【トランプ氏来日】日米2国間の通商交渉、50・7%が「実現可能性高い」 野村総研のアンケート

共同記者会見に臨むトランプ米大統領(左)と安倍晋三首相=6日午後3時31分、東京・元赤坂の迎賓館(代表撮影)
共同記者会見に臨むトランプ米大統領(左)と安倍晋三首相=6日午後3時31分、東京・元赤坂の迎賓館(代表撮影)【拡大】

 日米2国間の通商交渉について、米国に進出している日本企業136社のうち50.7%が実現可能性が高いとみていることが、野村総合研究所が実施したアンケート結果で明らかになった。米国やカナダ、メキシコが進めている北米自由貿易協定(NAFTA)再交渉や、米国抜きの環太平洋戦略的経済連携協定(TPP)発効についても、実現可能性が高いとの回答が過半を占めた。
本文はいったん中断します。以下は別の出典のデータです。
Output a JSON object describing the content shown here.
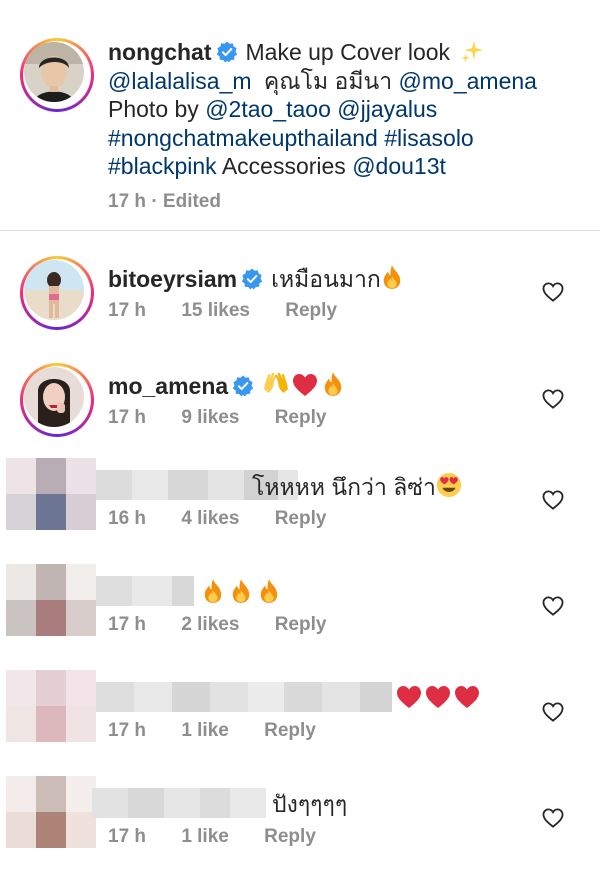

 アンケートは8~9月、米国に進出する日本企業1238社を対象に実施、約11%の136社から有効回答を得た。それによると、50.7%を占めた日米2国間の通商交渉のほかにも、米国抜きでのTPP発効、NAFTA再交渉も、ともに「実現する可能性が高い」が52.9%に達した。NAFTA再交渉は、有効回答の136社のうち44.9%が、実現した場合は自社ビジネスに「マイナスの影響がある」とした。

 米国進出企業は、トランプ米政権の保護主義的な政策の導入を見据えている。「現地生産比率の改善」については、トランプ政権の動向を受けて米国事業の拡大に着手しているか検討を進めていると答えた63社のうち、39.7%が「具体的な行動に着手、または検討を進めている」とした。